Les raisons du non-recours à l’AME
Après 5 années ou plus de résidence en France, 35 % des personnes sans titre de séjour n’ont pas ouvert leurs droits à l’AME. Les raisons de ce non-recours sont multiples. Beaucoup ignorent l’existence de ce dispositif, et lorsqu’elles le connaissent, les obstacles administratifs sont multiples. « Selon les départements, les demandeurs de l’AME sont reçus soit dans les guichets de l’Assurance maladie, soit dans un centre spécifique, soit dans les permanences de l’Assurance maladie situées dans les hôpitaux. Ainsi, la première difficulté pour un demandeur d’AME consiste à savoir où déposer sa demande », souligne la sociologue. Il faut ensuite pouvoir constituer son dossier. Pour obtenir l’AME, le demandeur doit justifier de son identité, prouver qu’il vit en France depuis au moins 3 mois consécutifs et déclarer des ressources inférieures à 847 €. Ce sont donc les étrangers sans papiers les plus précaires qui sont concernés par l’AME. Les autres n’ont aucune couverture maladie pour les soins non urgents et vitaux (6).
(1) Gabarro C. L’accès aux soins des étrangers en situation irrégulière en France : une prise en charge au titre de la pauvreté et de la compassion. Migrations société 2018 : 171 (30), 93-104. https://doi.org/10.3917/migra.171.0093.
(2) Enquête réalisée par l’institut de Recherche et de Documentation en économie de la santé (IRDES) et parue en 2019.
(3) Entre 2003 et 2019, 4 rapports publics sur l’AME ont été conduits par l’inspection générale des Affaires sociales (Igas) et l’inspection générale des Finances (IGF), ainsi qu’une enquête du comité d’évaluation et de contrôle des Politiques publiques de l’Assemblée nationale, menée par les députés Claude Goasguen et Christophe Sirugue en 2011. Aucune autre prestation sociale n’a été autant scrutée.

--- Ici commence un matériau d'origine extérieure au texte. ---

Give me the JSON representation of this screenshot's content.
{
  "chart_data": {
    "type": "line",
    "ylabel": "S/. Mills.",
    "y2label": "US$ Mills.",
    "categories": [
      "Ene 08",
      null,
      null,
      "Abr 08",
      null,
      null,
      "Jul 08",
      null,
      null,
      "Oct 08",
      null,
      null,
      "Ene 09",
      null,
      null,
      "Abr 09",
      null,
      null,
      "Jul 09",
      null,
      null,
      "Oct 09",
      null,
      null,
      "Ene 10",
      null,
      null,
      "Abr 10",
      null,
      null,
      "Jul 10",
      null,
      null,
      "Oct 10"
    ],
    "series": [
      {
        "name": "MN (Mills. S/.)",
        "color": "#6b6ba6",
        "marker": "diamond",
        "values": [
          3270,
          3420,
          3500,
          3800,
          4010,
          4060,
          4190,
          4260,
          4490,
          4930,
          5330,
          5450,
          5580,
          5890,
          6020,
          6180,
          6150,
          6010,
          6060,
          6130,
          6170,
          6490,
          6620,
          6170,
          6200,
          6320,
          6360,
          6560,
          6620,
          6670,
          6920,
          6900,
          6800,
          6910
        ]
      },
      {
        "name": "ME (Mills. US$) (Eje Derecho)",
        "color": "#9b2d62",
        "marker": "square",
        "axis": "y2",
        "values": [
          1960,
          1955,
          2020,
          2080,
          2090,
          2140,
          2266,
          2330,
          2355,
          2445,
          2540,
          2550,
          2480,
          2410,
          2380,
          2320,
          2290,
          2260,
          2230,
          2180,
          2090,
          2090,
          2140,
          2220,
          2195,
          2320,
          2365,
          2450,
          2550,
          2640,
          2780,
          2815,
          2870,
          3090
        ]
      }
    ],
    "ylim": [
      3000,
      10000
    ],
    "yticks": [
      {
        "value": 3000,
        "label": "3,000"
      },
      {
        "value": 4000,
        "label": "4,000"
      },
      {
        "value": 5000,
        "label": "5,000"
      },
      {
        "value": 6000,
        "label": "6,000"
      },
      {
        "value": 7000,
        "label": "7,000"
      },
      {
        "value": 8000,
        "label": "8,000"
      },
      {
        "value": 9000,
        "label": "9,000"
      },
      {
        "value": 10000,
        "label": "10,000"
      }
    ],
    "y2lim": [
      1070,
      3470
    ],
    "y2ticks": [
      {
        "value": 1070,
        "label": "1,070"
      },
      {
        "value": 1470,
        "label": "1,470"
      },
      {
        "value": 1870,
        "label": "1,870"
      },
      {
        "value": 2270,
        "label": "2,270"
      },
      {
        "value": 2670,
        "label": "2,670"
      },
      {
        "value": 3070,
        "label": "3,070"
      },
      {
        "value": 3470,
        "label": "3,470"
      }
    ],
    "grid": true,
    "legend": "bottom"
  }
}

(4) Bulletin de santé publique VIH-IST. Novembre 2023, Santé publique France, https://www.santepubliquefrance.fr/maladies-et-traumatismes/infections-sexuellement-transmissibles/vih-sida/documents/bulletin-national/bulletin-de-sante-publique-vih-ist.-novembre-2023.
(5) Peralta-Gallego L., Gené-Badia J., Gallo P. Effects of undocumented immigrants exclusion from health care coverage in Spain. Health Policy 2018 ; 122 (11) : 1155-60. https://editorialexpress.com/cgi-bin/conference/download.cgi ? db_name = ESPE2018 & paper_id = 135.
(6) Dès leur arrivée sur le territoire, les étrangers en situation irrégulière ou en demande d’asile peuvent bénéficier du dispositif des soins urgents et vitaux.